For a state unable or unwilling to establish a state-based or a state-federal partnership marketplace, HHS will assume primary responsibility for operating a marketplace in that state. The federal government will seek to coordinate with state agencies on multiple fronts including plan certification and oversight functions, consumer assistance and outreach, and on streamlining eligibility determinations for the marketplace and Medicaid. States’ involvement with the federal marketplace, while not mandatory, will be important for ensuring effective and seamless operation. Over time, this involvement may allow states in a federal marketplace to transition into a partnership or state-based model. Currently, 26 states have indicated they will not create a state-based marketplace and will likely default to a federally-facilitated marketplace. Many of these states had decided early on to default to a federal marketplace; however, some had begun laying the foundation for a state-based or partnership marketplace before reversing course.
Key Design Decisions
Over the past two years, many states have made a number of decisions regarding state-based marketplaces, including how they will be structured, governed, and contract with health plans (Table 1). States have also begun to explore options related to consumer assistance and information technology (IT) systems. Marketplaces must allow consumers to apply for and enroll in coverage online, in person, by phone, fax, or mail and provide culturally and linguistically appropriate assistance. To do this, states must provide access to telephone call centers, build a website with information about insurance options and application assistance, and create a Navigator program to improve public awareness and facilitate enrollment. The IT system must seamlessly determine eligibility for public programs, such as Medicaid or the Children’s Health Insurance Program (CHIP), and determine premium tax credits and cost-sharing subsidies for those purchasing insurance through the marketplace.
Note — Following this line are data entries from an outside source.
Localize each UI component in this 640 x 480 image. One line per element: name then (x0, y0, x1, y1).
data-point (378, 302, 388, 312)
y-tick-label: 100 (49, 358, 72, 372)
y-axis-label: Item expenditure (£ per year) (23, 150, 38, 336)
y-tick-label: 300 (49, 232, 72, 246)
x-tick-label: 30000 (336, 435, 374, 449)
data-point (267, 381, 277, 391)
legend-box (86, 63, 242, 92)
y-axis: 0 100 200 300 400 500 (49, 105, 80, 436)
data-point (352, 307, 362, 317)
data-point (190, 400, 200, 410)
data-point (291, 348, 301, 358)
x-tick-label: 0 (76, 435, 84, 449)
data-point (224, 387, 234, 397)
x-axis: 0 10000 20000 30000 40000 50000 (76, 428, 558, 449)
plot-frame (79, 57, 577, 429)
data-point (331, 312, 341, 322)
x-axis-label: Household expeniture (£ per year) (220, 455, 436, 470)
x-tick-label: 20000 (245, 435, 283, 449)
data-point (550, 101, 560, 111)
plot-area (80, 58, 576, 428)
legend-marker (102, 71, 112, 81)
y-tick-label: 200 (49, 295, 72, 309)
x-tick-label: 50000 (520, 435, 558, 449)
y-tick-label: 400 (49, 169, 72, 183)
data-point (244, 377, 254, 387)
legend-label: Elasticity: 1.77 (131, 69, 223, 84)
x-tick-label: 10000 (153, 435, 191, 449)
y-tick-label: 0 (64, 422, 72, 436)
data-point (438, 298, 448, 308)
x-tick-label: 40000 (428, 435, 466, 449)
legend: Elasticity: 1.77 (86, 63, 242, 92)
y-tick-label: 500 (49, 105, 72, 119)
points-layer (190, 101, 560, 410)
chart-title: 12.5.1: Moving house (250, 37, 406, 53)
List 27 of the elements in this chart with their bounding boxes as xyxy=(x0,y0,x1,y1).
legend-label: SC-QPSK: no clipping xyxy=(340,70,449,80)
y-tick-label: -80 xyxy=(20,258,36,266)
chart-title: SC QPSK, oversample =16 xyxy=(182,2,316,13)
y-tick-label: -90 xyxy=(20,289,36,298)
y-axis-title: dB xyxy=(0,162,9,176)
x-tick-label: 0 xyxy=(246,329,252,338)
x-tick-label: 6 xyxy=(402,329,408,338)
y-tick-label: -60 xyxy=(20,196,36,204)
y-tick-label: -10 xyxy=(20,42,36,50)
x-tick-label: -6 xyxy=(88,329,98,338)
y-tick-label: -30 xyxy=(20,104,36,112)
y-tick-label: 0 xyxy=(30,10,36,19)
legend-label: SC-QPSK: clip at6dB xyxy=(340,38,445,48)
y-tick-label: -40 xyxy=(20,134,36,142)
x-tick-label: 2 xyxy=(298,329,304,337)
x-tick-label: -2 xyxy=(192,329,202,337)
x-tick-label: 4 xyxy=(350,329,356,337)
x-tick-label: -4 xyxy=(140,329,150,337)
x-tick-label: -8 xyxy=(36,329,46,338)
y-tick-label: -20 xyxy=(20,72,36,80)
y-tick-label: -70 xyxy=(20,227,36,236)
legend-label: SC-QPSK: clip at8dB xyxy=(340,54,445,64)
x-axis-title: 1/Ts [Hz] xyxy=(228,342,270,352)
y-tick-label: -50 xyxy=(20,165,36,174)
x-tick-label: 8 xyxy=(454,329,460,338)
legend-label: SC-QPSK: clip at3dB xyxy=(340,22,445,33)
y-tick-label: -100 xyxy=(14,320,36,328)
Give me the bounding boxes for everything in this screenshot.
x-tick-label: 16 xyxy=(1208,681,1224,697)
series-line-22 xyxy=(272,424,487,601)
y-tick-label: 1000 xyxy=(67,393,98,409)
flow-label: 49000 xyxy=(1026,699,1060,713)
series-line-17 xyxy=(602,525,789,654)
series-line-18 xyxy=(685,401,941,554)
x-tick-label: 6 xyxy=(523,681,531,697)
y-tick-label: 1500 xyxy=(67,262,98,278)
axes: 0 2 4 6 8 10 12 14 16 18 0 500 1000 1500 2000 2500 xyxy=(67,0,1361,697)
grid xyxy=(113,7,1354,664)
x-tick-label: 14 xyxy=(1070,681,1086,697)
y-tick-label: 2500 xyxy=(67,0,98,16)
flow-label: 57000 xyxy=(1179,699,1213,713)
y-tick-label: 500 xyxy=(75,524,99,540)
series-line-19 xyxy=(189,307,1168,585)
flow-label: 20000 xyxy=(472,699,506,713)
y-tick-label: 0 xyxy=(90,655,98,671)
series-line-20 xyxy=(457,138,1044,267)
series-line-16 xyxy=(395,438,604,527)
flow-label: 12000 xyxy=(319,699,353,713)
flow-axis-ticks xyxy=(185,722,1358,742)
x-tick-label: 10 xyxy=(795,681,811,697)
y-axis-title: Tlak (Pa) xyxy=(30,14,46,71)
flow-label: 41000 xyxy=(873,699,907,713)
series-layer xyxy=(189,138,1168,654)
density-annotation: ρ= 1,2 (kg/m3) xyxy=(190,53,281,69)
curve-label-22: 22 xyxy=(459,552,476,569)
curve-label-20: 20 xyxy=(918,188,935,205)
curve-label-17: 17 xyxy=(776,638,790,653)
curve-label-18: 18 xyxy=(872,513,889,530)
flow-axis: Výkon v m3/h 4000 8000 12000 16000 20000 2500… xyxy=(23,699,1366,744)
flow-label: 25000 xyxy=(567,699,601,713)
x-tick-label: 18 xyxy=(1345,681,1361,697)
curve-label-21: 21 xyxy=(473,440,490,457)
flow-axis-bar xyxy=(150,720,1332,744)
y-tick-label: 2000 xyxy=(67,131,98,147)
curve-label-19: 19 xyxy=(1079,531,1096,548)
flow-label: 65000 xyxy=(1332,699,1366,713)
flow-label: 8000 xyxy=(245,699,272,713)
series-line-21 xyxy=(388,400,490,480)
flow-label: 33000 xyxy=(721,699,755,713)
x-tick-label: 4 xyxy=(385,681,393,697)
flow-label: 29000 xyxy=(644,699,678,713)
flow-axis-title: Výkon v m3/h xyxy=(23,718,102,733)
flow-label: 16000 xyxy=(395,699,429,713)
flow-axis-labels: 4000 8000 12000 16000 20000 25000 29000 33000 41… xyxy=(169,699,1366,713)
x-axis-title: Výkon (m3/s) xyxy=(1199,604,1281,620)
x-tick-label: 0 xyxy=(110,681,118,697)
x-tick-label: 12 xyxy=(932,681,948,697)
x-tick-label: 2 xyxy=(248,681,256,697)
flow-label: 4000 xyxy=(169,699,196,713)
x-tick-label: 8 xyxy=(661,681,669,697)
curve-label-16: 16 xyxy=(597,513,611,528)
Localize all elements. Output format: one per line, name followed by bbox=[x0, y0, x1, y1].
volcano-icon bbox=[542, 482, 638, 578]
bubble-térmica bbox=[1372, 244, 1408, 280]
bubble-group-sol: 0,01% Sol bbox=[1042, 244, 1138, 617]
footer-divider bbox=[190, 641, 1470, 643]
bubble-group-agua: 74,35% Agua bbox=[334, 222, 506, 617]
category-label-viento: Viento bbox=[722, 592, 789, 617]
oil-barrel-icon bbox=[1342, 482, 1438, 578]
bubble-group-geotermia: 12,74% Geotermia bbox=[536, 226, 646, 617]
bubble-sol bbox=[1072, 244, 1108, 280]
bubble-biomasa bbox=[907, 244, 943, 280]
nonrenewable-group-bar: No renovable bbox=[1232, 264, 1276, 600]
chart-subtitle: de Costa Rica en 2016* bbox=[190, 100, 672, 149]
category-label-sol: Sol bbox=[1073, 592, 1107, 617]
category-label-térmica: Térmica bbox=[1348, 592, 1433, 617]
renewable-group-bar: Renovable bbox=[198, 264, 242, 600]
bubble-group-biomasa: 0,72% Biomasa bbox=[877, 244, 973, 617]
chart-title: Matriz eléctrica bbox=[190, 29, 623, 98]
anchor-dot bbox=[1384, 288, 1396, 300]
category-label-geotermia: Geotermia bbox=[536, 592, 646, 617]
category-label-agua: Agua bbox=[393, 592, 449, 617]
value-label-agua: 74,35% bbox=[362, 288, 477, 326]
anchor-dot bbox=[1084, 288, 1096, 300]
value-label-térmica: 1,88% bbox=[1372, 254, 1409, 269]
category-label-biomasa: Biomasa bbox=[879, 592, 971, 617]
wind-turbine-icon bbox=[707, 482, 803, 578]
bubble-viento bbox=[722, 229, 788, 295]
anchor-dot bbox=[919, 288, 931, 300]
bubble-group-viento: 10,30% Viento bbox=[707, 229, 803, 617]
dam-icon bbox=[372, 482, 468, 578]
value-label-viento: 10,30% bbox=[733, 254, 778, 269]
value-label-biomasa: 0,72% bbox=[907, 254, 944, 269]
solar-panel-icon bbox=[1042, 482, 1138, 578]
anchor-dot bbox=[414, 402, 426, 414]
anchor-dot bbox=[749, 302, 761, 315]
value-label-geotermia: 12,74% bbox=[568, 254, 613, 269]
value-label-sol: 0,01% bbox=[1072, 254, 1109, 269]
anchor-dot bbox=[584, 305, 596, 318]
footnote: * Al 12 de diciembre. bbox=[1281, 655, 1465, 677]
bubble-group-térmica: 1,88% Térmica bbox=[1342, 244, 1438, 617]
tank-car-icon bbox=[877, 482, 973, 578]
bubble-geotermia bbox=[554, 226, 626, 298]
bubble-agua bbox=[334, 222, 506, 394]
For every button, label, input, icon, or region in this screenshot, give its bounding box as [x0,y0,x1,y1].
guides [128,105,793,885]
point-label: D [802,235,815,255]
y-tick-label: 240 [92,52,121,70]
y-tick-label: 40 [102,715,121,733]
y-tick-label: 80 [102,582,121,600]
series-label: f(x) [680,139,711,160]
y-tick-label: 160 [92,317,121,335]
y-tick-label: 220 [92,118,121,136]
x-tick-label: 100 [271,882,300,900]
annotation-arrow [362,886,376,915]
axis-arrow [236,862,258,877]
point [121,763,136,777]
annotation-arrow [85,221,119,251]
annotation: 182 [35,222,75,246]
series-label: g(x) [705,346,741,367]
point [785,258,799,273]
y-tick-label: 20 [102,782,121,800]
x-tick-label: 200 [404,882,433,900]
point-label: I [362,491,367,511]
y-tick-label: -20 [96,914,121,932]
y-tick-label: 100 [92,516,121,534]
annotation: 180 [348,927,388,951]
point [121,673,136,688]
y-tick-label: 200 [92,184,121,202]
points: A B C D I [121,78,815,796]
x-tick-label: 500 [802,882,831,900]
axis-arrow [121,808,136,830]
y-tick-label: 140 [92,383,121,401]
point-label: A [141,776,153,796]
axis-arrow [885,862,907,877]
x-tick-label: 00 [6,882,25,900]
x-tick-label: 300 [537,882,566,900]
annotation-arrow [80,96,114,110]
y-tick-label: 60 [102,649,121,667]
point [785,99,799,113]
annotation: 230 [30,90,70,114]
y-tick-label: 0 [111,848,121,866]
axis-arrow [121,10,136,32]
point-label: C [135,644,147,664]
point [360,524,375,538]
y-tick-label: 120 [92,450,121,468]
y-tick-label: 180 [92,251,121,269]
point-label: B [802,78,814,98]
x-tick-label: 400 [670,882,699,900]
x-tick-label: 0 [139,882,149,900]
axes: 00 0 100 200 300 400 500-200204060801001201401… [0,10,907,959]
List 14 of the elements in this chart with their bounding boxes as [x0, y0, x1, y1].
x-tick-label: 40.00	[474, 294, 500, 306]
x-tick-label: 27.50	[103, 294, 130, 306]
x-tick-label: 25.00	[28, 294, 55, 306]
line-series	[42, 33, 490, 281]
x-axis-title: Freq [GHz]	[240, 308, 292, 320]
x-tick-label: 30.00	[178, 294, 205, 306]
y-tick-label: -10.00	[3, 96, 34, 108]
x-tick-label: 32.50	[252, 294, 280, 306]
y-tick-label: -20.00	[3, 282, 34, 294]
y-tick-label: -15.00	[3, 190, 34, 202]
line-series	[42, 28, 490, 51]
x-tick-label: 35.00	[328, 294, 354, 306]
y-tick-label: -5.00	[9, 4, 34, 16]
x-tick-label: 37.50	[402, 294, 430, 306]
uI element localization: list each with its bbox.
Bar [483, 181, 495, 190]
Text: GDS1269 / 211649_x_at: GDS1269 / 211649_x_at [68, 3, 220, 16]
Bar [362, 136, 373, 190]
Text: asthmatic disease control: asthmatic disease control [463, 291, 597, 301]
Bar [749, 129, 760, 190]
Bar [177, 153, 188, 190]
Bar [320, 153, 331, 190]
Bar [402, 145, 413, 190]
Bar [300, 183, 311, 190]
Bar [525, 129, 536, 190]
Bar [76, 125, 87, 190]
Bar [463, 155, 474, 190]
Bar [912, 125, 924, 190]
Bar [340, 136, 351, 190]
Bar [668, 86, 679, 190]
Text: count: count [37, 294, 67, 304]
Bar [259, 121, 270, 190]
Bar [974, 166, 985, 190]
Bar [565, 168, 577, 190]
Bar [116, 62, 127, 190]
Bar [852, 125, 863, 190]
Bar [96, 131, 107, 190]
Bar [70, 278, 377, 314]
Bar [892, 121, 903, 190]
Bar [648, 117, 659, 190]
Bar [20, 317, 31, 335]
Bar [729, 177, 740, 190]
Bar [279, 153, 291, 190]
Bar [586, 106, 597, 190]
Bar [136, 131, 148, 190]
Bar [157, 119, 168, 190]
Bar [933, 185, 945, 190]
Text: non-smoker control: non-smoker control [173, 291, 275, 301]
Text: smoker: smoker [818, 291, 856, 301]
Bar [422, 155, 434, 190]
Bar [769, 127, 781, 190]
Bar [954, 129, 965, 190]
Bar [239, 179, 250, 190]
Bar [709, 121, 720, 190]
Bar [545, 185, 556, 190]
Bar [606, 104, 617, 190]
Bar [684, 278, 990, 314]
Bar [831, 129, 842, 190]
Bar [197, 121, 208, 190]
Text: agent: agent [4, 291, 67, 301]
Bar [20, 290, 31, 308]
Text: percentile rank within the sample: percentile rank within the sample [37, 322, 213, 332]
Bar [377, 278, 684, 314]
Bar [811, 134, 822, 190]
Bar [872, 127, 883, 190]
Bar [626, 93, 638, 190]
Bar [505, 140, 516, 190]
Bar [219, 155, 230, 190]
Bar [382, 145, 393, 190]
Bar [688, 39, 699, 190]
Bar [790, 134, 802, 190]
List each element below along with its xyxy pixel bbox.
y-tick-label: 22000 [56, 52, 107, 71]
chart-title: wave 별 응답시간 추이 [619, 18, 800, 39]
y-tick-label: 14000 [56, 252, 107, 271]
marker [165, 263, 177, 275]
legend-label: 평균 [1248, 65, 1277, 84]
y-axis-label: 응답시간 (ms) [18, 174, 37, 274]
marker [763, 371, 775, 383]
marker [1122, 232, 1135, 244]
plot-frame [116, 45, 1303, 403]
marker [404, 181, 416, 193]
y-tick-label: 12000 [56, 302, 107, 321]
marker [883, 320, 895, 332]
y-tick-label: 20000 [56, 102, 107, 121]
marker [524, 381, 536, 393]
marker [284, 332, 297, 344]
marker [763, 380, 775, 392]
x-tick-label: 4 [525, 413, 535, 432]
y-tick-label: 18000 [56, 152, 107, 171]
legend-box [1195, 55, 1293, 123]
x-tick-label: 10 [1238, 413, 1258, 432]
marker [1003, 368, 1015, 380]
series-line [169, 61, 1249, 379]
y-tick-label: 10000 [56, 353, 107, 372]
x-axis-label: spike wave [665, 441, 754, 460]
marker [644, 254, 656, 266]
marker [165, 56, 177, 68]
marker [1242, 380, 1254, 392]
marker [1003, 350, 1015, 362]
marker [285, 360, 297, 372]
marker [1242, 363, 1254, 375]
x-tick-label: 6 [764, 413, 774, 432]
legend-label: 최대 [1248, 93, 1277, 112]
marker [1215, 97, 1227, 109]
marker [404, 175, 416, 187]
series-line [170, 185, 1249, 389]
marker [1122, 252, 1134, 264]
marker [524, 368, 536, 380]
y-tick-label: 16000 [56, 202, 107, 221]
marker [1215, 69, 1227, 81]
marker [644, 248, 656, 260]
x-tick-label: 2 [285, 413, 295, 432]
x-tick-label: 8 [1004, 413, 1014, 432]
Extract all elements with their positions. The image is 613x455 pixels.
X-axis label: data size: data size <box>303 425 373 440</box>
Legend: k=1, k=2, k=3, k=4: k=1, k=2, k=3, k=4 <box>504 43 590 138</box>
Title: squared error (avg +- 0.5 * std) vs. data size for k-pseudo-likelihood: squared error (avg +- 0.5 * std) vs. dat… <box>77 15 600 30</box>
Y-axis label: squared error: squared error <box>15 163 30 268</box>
By May 1, approximately $3.6 billion was distributed to states through federal marketplace Planning grants, Establishment grants, and Early Innovator grants (Figure 2). All but four states received and accepted some amount of funding to study marketplace implementation. Thirty-seven states accepted at least one Level One Establishment grant. Twelve states plus the District of Columbia received Level Two Establishment grants, which fund marketplace planning and implementation activities through the first year of operation. Much of the funding is being used to build the IT infrastructure necessary to support marketplace functions. States can receive additional funds through the end of 2014.
For more information on states’ health insurance marketplace implementation visit, http://healthreform.kff.org/the-states.aspx
|Table 1: Characteristics of State-Based Marketplaces|
|State||Structure of Marketplace||Governance||Contracting Relationship with Plans|
|California||Quasi-governmental||5-member Board||Active purchaser|
|District of Columbia||Quasi-governmental||11-member Board||Clearinghouse|
|Kentucky||Operated by State||11-member Board||Not yet addressed|
|Massachusetts||Quasi-governmental||11-member Board||Active purchaser|
|New Mexico||Quasi-governmental||13-member Board||Not yet addressed|
|New York||Operated by State||5 Regional Advisory Committees||Active purchaser|
|Oregon||Quasi-governmental||9-member Board||Active purchaser|
|Rhode Island||Operated by State||13-member Board||Active purchaser|
|Utah*||Operated by State||NA||Clearinghouse|
|Vermont||Operated by State||5-member Board||Active purchaser|
*Utah has an Executive Steering Committee to advise operations and a Defined Contribution Risk Adjuster Board to manage risk sharing mechanisms.